In my early twenties I thought it a good idea to branch out on liquids for my cup.  I’d finished college and was working in an urban setting and thought something more civilized than coffee might be better suited for me. Soo I set to work experimenting (scientIfically of course) and I sampled a wide palate of libations. By age 25 I had faced the reality etched firmly in my DNA that my first love was for black coffee and now a new love developing for for red wine; and those both became lifelong passions and patterns. Common sense told me that the former of those (coffee) gave way to burning the midnight oil which fit my lifestyle and was much better than excess amounts than the second (red wine). So that's what I chose.


Coffee’s culture became more embedded in my life, as the years rolled by. The most significant coffee ritual of which happened every day for 35 years between the hours of 4:00 and 5:30 am; it’s true!  Morning coffee time with Joe was our preparation for the day; we planned and plotted. It was our sacred and cherished time together, sometimes in silence holding our warm cups watching the sun come up, burping colicky babies, and sometimes really hashing out big struggles in our business, family and life.  In fact, it’s been rumored that I’m such a coffee person that it shows up in serum levels on bloodwork. I love the smell, the act of gathering for it, the taste, I just LOVE everything about it, and what it's meant to my life and family. Though admittedly. I also have enjoyed an ever- so-small glass of the second love (red wine) every night for many many years as well. 
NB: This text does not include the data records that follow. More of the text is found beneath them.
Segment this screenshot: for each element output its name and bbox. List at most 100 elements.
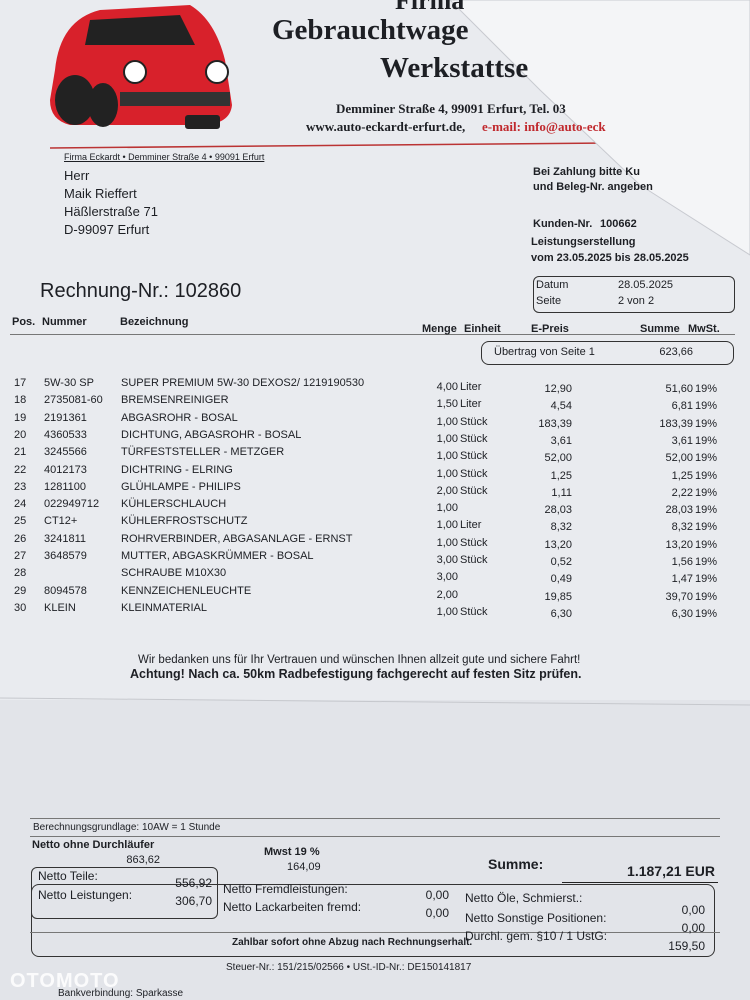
total-paint: 0,00 <box>425 906 449 920</box>
item-number: 4012173 <box>44 463 87 476</box>
unit-price: 12,90 <box>544 383 572 395</box>
vat-rate: 19% <box>695 486 718 499</box>
quantity: 1,00 <box>436 536 458 549</box>
vat-rate: 19% <box>695 504 718 517</box>
description: MUTTER, ABGASKRÜMMER - BOSAL <box>121 550 314 562</box>
line-total: 51,60 <box>665 383 693 395</box>
quantity: 2,00 <box>436 588 458 601</box>
total-transit-label: Durchl. gem. §10 / 1 UstG: <box>465 929 608 943</box>
company-top: Firma <box>395 0 465 15</box>
sum-underline <box>562 882 718 883</box>
pos: 30 <box>14 601 27 614</box>
column-header: E-Preis <box>531 323 569 335</box>
line-total: 6,30 <box>671 607 693 620</box>
sum-value: 1.187,21 EUR <box>627 863 715 879</box>
description: ROHRVERBINDER, ABGASANLAGE - ERNST <box>121 532 353 545</box>
recipient-line: Herr <box>64 168 90 183</box>
item-number: 2191361 <box>44 411 87 424</box>
item-number: KLEIN <box>44 601 76 614</box>
line-total: 28,03 <box>665 504 693 517</box>
description: KÜHLERFROSTSCHUTZ <box>121 515 248 528</box>
total-paint-label: Netto Lackarbeiten fremd: <box>223 900 362 914</box>
unit-price: 4,54 <box>550 400 572 413</box>
description: KLEINMATERIAL <box>121 601 207 614</box>
line-total: 2,22 <box>671 486 693 499</box>
line-total: 52,00 <box>665 452 693 465</box>
line-total: 1,25 <box>671 469 693 482</box>
description: SUPER PREMIUM 5W-30 DEXOS2/ 1219190530 <box>121 377 365 389</box>
unit-price: 0,52 <box>550 556 572 568</box>
total-oils: 0,00 <box>681 903 705 917</box>
column-header: Bezeichnung <box>120 316 189 328</box>
pos: 24 <box>14 498 27 511</box>
recipient-line: Häßlerstraße 71 <box>64 204 158 219</box>
service-period: Leistungserstellung <box>531 236 636 248</box>
vat-label: Mwst 19 % <box>264 846 320 858</box>
company-address: Demminer Straße 4, 99091 Erfurt, Tel. 03 <box>336 101 566 116</box>
pos: 23 <box>14 480 27 493</box>
quantity: 1,00 <box>436 432 458 445</box>
invoice-title: Rechnung-Nr.: 102860 <box>40 280 242 302</box>
description: GLÜHLAMPE - PHILIPS <box>121 480 241 493</box>
line-total: 13,20 <box>665 538 693 551</box>
basis: Berechnungsgrundlage: 10AW = 1 Stunde <box>33 822 221 833</box>
tax-info: Steuer-Nr.: 151/215/02566 • USt.-ID-Nr.:… <box>226 962 472 973</box>
vat-rate: 19% <box>695 590 718 603</box>
total-services: 306,70 <box>175 894 212 908</box>
line-total: 1,56 <box>671 556 693 568</box>
unit-price: 183,39 <box>538 417 572 430</box>
bank-info: Bankverbindung: Sparkasse <box>58 988 184 999</box>
unit: Stück <box>460 415 488 428</box>
folded-corner <box>449 0 750 256</box>
item-number: 3245566 <box>44 446 87 459</box>
paper-lower <box>0 700 750 1000</box>
quantity: 1,00 <box>436 467 458 480</box>
vat-rate: 19% <box>695 452 718 465</box>
quantity: 1,50 <box>436 398 458 411</box>
description: DICHTUNG, ABGASROHR - BOSAL <box>121 428 302 441</box>
totals-rule <box>30 818 720 819</box>
date: 28.05.2025 <box>618 279 674 291</box>
unit-price: 13,20 <box>544 538 572 551</box>
unit-price: 28,03 <box>544 504 572 517</box>
vat-rate: 19% <box>695 607 718 620</box>
recipient-line: Maik Rieffert <box>64 186 137 201</box>
net-label: Netto ohne Durchläufer <box>32 839 155 851</box>
unit-price: 52,00 <box>544 452 572 465</box>
unit-price: 1,25 <box>550 469 572 482</box>
line-total: 1,47 <box>671 573 693 586</box>
warning: Achtung! Nach ca. 50km Radbefestigung fa… <box>130 667 582 681</box>
column-header: Nummer <box>42 316 87 328</box>
vat-rate: 19% <box>695 573 718 586</box>
unit: Stück <box>460 554 488 566</box>
line-total: 183,39 <box>659 417 693 430</box>
thanks: Wir bedanken uns für Ihr Vertrauen und w… <box>138 654 581 666</box>
recipient-line: D-99097 Erfurt <box>64 222 150 237</box>
sender-line: Firma Eckardt • Demminer Straße 4 • 9909… <box>64 152 265 162</box>
page-number: 2 von 2 <box>618 295 655 307</box>
unit: Stück <box>460 536 488 549</box>
vat-rate: 19% <box>695 538 718 551</box>
carry-over-label: Übertrag von Seite 1 <box>494 346 595 358</box>
pos: 17 <box>14 377 27 389</box>
line-total: 3,61 <box>671 434 693 447</box>
header-rule <box>10 334 735 335</box>
description: KÜHLERSCHLAUCH <box>121 498 227 511</box>
unit-price: 0,49 <box>550 573 572 586</box>
totals-box <box>31 884 715 957</box>
total-parts: 556,92 <box>175 876 212 890</box>
totals-rule <box>30 836 720 837</box>
quantity: 3,00 <box>436 554 458 566</box>
quantity: 1,00 <box>436 605 458 618</box>
description: SCHRAUBE M10X30 <box>121 567 227 580</box>
unit-price: 1,11 <box>551 486 572 499</box>
pos: 27 <box>14 550 27 562</box>
total-external-label: Netto Fremdleistungen: <box>223 882 348 896</box>
car-logo <box>50 5 232 129</box>
unit: Stück <box>460 605 488 618</box>
quantity: 3,00 <box>436 571 458 584</box>
company-name: Gebrauchtwage <box>272 14 469 46</box>
payment-note: Bei Zahlung bitte Ku <box>533 166 640 178</box>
Now for bearing the cup of my soul…and the meat of this post. I’m generally a pretty kind and polite person, but I’ve reached my saturation point on this topic. There are so many tea drinking people in my life that I both love and respect.  They are admittedly smarter, definitely more civilized and will live longer healthier lives than mine. However I’ve spent a lifetime trying to cultivate an affection for tea, for its taste, its health and cultural benefits, just to meet the status quo.  I’ve tried, oh how I’ve tried…. green, peppermint, ginger, lemon, herbal, hibiscus, organic tea blessed by Hindu monks and just more tea — but it just doesn’t do it for me.  I think I had a case of Tea FOMO (fear of missing out) for not drinking tea like all the smart and lovely tea-drinking folks in my life.  Well the time has come for my brutal honesty and self evaluation.  I believe at my core that tea is a fraud— yep, I’m sorry, but it smells so good, and delicious, and yet when you take a sip, its such a let down and tastes nothing like it smells. Weak sauce, I say! 


So the invitation is open to share a cuppa with my tea and coffee drinking friends alike, and my "coming out" about tea doesn't diminish the sanctity of community and connection in gathering to share a cuppa. Just know there’s no pretense about my affection for tea; I DONT LIKE TEA. Feel free to soak that bag of dried leaves suspended in hot water if you like. Just know it isn’t my cup of tea (it's all you) — mine’s that lusciousness called COFFEE.  


(Whew that was cheaper than therapy, and coffee didn’t stunt my growth as I topped out at 5’10” at age 13 — or maybe it did?)